Overview of the hunger issue in north Florida
- In 2014, the food bank is projected to distribute in excess of 24 million pounds of food into its service area – the equivalent of more than 20 million meals. In 2011, SHNF distributed more than 20 million pounds, 19 million in 2010, 10.3 million in 2009 and 7.6 million in 2008. All told, the increase is more than 180 percent in five years.
- The numbers above are indicative of demand. They continue to escalate, and we have projected that 40 million pounds will be required by 2015 to adequately meet the need.
- Recent studies have given us a grim picture of hunger, nationally and in north Florida:
NORTH FLORIDA HUNGER DATA: From Hunger in America, 2010
- 1 in 6 adults experience food insecurity each day in America
- Nationally, 1 in 4 children don’t know where their next meal will come from
- On any given day, 342,000 men, women and children in our 17-county service area count on our food bank for food. That is one-sixth of the 2.1M people who live in these 17 counties.

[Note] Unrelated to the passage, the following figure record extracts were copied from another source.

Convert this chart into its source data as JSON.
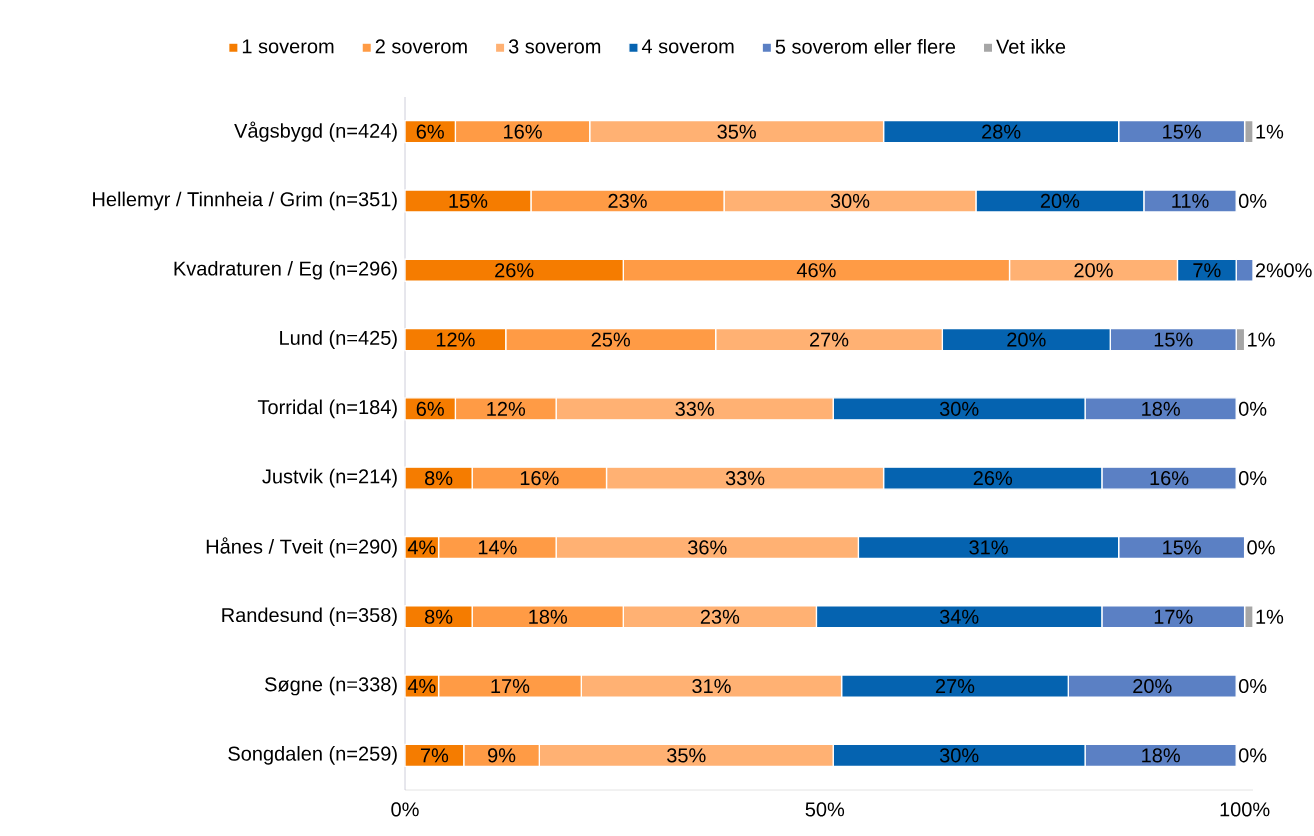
{
  "chart_data": {
    "type": "bar",
    "orientation": "horizontal",
    "stacked": true,
    "legend": "top",
    "categories": [
      "Vågsbygd (n=424)",
      "Hellemyr / Tinnheia / Grim (n=351)",
      "Kvadraturen / Eg (n=296)",
      "Lund (n=425)",
      "Torridal (n=184)",
      "Justvik (n=214)",
      "Hånes / Tveit (n=290)",
      "Randesund (n=358)",
      "Søgne (n=338)",
      "Songdalen (n=259)"
    ],
    "xlim": [
      0,
      101
    ],
    "xticks": [
      {
        "value": 0,
        "label": "0%"
      },
      {
        "value": 50,
        "label": "50%"
      },
      {
        "value": 100,
        "label": "100%"
      }
    ],
    "series": [
      {
        "name": "1 soverom",
        "color": "#f57c00",
        "values": [
          6,
          15,
          26,
          12,
          6,
          8,
          4,
          8,
          4,
          7
        ],
        "value_labels": [
          "6%",
          "15%",
          "26%",
          "12%",
          "6%",
          "8%",
          "4%",
          "8%",
          "4%",
          "7%"
        ]
      },
      {
        "name": "2 soverom",
        "color": "#ff9b45",
        "values": [
          16,
          23,
          46,
          25,
          12,
          16,
          14,
          18,
          17,
          9
        ],
        "value_labels": [
          "16%",
          "23%",
          "46%",
          "25%",
          "12%",
          "16%",
          "14%",
          "18%",
          "17%",
          "9%"
        ]
      },
      {
        "name": "3 soverom",
        "color": "#ffb173",
        "values": [
          35,
          30,
          20,
          27,
          33,
          33,
          36,
          23,
          31,
          35
        ],
        "value_labels": [
          "35%",
          "30%",
          "20%",
          "27%",
          "33%",
          "33%",
          "36%",
          "23%",
          "31%",
          "35%"
        ]
      },
      {
        "name": "4 soverom",
        "color": "#0563b0",
        "values": [
          28,
          20,
          7,
          20,
          30,
          26,
          31,
          34,
          27,
          30
        ],
        "value_labels": [
          "28%",
          "20%",
          "7%",
          "20%",
          "30%",
          "26%",
          "31%",
          "34%",
          "27%",
          "30%"
        ]
      },
      {
        "name": "5 soverom eller flere",
        "color": "#5b80c4",
        "values": [
          15,
          11,
          2,
          15,
          18,
          16,
          15,
          17,
          20,
          18
        ],
        "value_labels": [
          "15%",
          "11%",
          "2%",
          "15%",
          "18%",
          "16%",
          "15%",
          "17%",
          "20%",
          "18%"
        ]
      },
      {
        "name": "Vet ikke",
        "color": "#a6a6a6",
        "values": [
          1,
          0,
          0,
          1,
          0,
          0,
          0,
          1,
          0,
          0
        ],
        "value_labels": [
          "1%",
          "0%",
          "0%",
          "1%",
          "0%",
          "0%",
          "0%",
          "1%",
          "0%",
          "0%"
        ]
      }
    ]
  }
}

FLORIDA HUNGER DATA: From Child Food Insecurity in the United States, 2006-08
- More than 342,000 individuals in our service area are deemed to be “food insecure” – which means they might not be hungry, but they also don’t know when they will eat again. Of that total, more than 117,000 are children.
- The fastest-growing population in this food-insecure group is the working poor – households that have working members but can’t make ends meet, often times forced to substitute other bills and expenses for money that would have been used to buy food.
- In the 17-county area served by the food bank, 136,269 people are in this class of working poor with no access to federal or state benefits and often limited means to buy food (SNAP, WIC, Free lunch at school). Of this number, more than 40 percent of these households have one or more adults in the home who work.